Access, Education, and Practicing Freedom

In the last week, I’ve talked about being a student with audiences at Brown University, here at Wesleyan’s RJ Julia, and at John Hopkins University’s new public humanities program in Washington, DC. At Brown, our subject was affirmative action, and I was joined by an economist, the Dean of Admissions, and a political theorist. All of us were concerned about the ways in which highly selective schools in the US are much more likely to reproduce inequality than they are to open doors of social mobility. We discussed how we can address our country’s history of racial injustice in the new legal context established last summer by the Supreme Court. It was a good discussion, but there was too much agreement, for my taste, among the panelists about the error of the court. I missed the opportunity to engage with voices critical of affirmative action.

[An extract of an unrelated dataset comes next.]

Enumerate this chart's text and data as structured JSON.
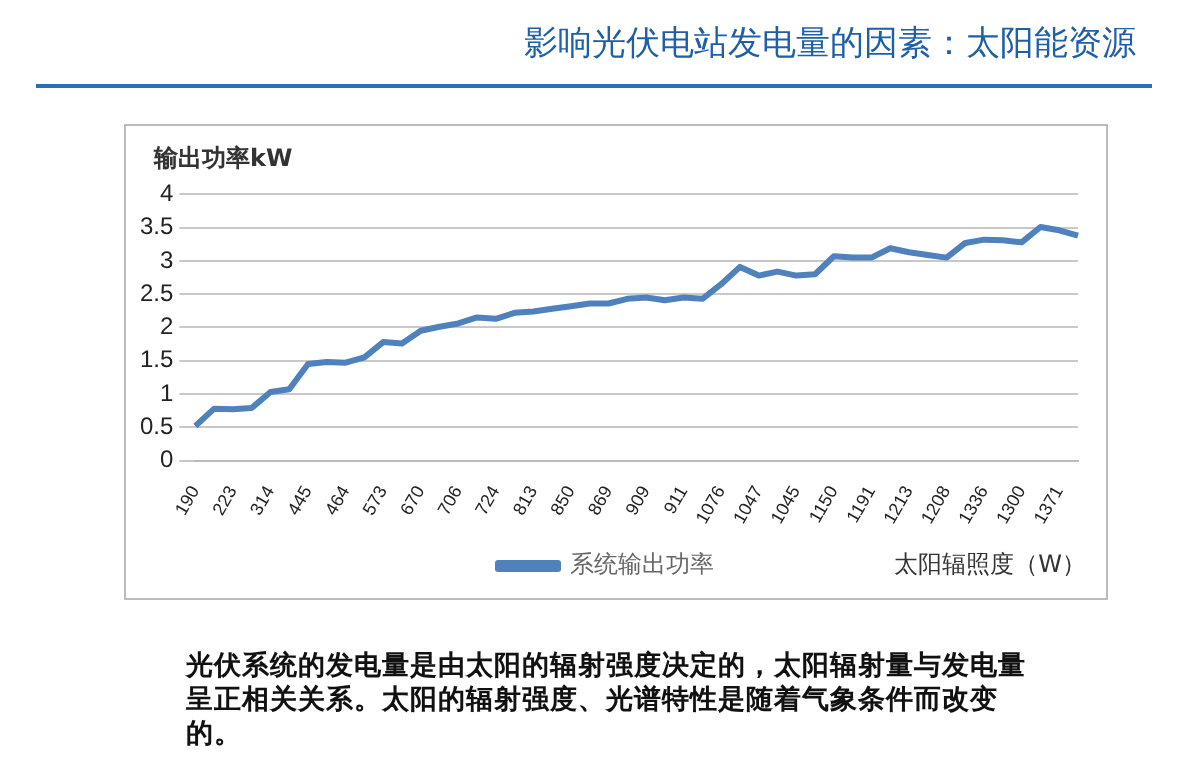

At RJ Julia in Middletown, I was talking about my book, The Student: A Short History. It was fun to summarize the main themes of the book and then to focus on how, in the modern period, the idea of the student gets wed to the desire to “practice freedom.” That’s a phrase I use a lot in the book, whether I’m talking about Kant on thinking for oneself, about Du Bois on education as empowerment, or about Jane Addams on the crucial links of learning and social sympathy. There were thoughtful questions from the audience about some of my key concepts and also how they are playing out these days in academia.

I write this returning from Washington, DC, where I had a wonderful public conversation with some humanities professors from Johns Hopkins about liberal education, free speech, difficult conversations and how to be a student today. There was an impressive turnout from Wesleyan folks in the area—and some pointed questions.

Are we really living up to our promises of open inquiry and intellectual humility? Not everyone thinks so, and that’s one of the reasons why being a student, like being a teacher, means always attempting to do better. And that’s only possible through attentive listening, trust building, and openness.